Taking things personally does not equate to locking yourself in a dark room with a pint of Ben & Jerry’s (unless it’s Peanut Butter Fudge Core). Rather, being faced with a decision to take it personally should be embraced as an opportunity to learn and evolve. Occasionally, it’s even a chance to exit conveniently from a suboptimal business relationship whose opportunity cost outweighs its benefit.

Here are my recommended steps for effectively taking something personally (Ben & Jerry’s optional, but preferred):

• Grieve—it feels bad to have someone say they prefer to work with someone else, or that they don’t value you as highly or in the manner you wish they would. Process this stuff; don’t hide from it. Be quick about it though, because sulking is draining on you and others.

• Clarify—one of the reasons to work through your “pain” is to regain the objectivity you need to make sure you understand what lies behind the feeling or decision of another. The perspective and perception of someone who matters enough to you to have caused you pain are the gold buried in the emotional manure you initially focus on when you get news you’re not that crazy about. If additional information is needed to be clear, you should seek it out. You should not merely seek to appeal the decision.

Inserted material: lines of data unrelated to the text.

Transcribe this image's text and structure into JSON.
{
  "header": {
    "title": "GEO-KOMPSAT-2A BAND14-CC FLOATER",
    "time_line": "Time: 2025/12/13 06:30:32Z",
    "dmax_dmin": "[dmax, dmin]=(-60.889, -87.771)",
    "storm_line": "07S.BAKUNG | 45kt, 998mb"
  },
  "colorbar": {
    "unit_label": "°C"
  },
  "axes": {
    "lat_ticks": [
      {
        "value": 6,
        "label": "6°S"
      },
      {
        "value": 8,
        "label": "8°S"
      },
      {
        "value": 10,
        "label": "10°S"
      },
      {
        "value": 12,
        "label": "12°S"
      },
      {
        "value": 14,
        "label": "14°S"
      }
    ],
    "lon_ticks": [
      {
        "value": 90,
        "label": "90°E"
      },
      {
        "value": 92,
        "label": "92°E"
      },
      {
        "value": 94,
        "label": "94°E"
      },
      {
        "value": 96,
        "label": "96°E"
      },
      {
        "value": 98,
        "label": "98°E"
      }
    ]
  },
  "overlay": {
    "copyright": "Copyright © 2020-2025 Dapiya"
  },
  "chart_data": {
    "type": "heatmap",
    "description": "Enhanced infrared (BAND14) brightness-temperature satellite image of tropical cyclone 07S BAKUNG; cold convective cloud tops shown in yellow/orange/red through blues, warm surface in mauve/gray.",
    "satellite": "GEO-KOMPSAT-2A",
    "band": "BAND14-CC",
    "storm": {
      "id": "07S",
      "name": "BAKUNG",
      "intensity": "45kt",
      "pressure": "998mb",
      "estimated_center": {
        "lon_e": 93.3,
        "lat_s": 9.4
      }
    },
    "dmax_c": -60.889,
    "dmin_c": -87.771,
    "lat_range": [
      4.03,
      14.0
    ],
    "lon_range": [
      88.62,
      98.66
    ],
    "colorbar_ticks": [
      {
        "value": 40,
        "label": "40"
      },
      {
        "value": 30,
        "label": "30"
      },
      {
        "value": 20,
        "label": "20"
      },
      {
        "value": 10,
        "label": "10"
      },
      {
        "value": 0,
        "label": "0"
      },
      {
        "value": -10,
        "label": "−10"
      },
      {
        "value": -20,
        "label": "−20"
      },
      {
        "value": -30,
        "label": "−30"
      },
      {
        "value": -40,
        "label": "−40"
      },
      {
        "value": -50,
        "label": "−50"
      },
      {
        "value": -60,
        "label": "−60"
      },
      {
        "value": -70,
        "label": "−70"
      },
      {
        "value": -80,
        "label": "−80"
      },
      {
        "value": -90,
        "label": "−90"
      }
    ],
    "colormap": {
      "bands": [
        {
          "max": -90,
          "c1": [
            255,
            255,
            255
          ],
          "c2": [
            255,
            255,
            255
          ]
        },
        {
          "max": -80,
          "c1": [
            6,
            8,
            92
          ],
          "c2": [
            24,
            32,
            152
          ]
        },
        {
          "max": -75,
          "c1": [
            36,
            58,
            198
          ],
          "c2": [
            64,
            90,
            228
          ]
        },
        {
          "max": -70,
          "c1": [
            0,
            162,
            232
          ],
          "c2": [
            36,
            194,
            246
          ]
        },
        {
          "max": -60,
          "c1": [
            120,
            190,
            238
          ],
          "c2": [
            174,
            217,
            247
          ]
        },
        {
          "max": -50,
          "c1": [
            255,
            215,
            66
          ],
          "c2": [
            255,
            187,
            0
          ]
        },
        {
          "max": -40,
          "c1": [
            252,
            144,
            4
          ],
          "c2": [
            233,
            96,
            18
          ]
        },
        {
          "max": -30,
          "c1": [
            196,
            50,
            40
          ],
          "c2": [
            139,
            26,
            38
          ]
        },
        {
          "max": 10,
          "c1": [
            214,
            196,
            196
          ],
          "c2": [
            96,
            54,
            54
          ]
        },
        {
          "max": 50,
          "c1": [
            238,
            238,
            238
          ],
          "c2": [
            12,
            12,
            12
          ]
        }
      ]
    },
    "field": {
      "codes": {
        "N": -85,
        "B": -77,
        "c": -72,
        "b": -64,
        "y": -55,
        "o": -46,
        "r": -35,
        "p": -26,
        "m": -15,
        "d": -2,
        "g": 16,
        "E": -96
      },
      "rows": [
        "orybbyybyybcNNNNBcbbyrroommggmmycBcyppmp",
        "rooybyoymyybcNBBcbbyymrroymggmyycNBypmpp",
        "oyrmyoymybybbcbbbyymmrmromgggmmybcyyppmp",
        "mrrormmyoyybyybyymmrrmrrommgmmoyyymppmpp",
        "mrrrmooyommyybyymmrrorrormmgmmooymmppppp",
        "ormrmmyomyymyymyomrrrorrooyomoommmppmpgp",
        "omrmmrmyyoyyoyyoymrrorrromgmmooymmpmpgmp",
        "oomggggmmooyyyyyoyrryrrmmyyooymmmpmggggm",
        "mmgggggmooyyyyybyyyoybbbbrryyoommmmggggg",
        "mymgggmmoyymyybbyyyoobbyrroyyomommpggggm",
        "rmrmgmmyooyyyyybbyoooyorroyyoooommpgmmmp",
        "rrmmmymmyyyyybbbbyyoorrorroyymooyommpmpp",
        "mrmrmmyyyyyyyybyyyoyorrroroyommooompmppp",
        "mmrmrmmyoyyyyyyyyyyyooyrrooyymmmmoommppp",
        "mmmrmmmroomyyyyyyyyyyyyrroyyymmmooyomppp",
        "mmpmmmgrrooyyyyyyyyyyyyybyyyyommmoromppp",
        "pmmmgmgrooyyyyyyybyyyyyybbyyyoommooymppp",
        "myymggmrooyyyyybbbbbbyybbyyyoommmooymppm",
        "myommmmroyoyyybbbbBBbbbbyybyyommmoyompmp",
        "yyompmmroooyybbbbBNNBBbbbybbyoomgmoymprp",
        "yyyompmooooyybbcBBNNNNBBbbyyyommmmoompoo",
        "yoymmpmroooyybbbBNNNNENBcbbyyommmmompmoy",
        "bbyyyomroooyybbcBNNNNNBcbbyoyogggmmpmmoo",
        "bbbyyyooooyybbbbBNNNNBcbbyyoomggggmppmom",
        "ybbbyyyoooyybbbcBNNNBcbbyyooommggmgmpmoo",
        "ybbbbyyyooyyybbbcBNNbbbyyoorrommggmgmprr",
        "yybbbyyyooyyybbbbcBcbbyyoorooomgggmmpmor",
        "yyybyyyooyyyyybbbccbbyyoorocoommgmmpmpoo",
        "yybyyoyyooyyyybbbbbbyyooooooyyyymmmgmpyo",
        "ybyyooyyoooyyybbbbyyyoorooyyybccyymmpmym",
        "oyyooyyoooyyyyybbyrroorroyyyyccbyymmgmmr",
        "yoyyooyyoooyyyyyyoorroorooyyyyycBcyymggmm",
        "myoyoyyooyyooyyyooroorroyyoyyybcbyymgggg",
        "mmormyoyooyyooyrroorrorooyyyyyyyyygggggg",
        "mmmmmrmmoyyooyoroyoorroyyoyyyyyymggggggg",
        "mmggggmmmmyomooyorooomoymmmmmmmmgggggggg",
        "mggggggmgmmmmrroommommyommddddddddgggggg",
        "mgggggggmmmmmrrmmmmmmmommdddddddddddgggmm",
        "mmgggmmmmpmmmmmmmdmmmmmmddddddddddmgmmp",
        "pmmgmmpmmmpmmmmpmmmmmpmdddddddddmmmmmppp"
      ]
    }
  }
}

• Adjust—whatever the “new reality” is for you work through your action plan internally and with a trusted advisor and then set about implementing it. The best way to adjust to a changed circumstance is to begin living within it – with acceptance and (preferably) enthusiasm. If there are things you can change and should change based on what you’ve learned, then plan for and begin making the effort to do so.

• Excel—through your understanding of when and how you create the most value and, possibly, with a bit of enhancement as well. You’re now positioned to pursue and exploit those clients and situations where your abilities create an unfair advantage. Targeting those opportunities and applying yourself to them will allow you to excel, and feel really good about what you’re doing and with whom.

When we’re passionate about what we do, we’re invested. When we’re invested, it hurts when we “lose.” We all lose some times. Take it personally. It is personal; and, done the right way, taking things personally is what enables us to elevate how we do what we do … this makes us better and makes it feel a lot better when we win – and we should take it personally when we win too.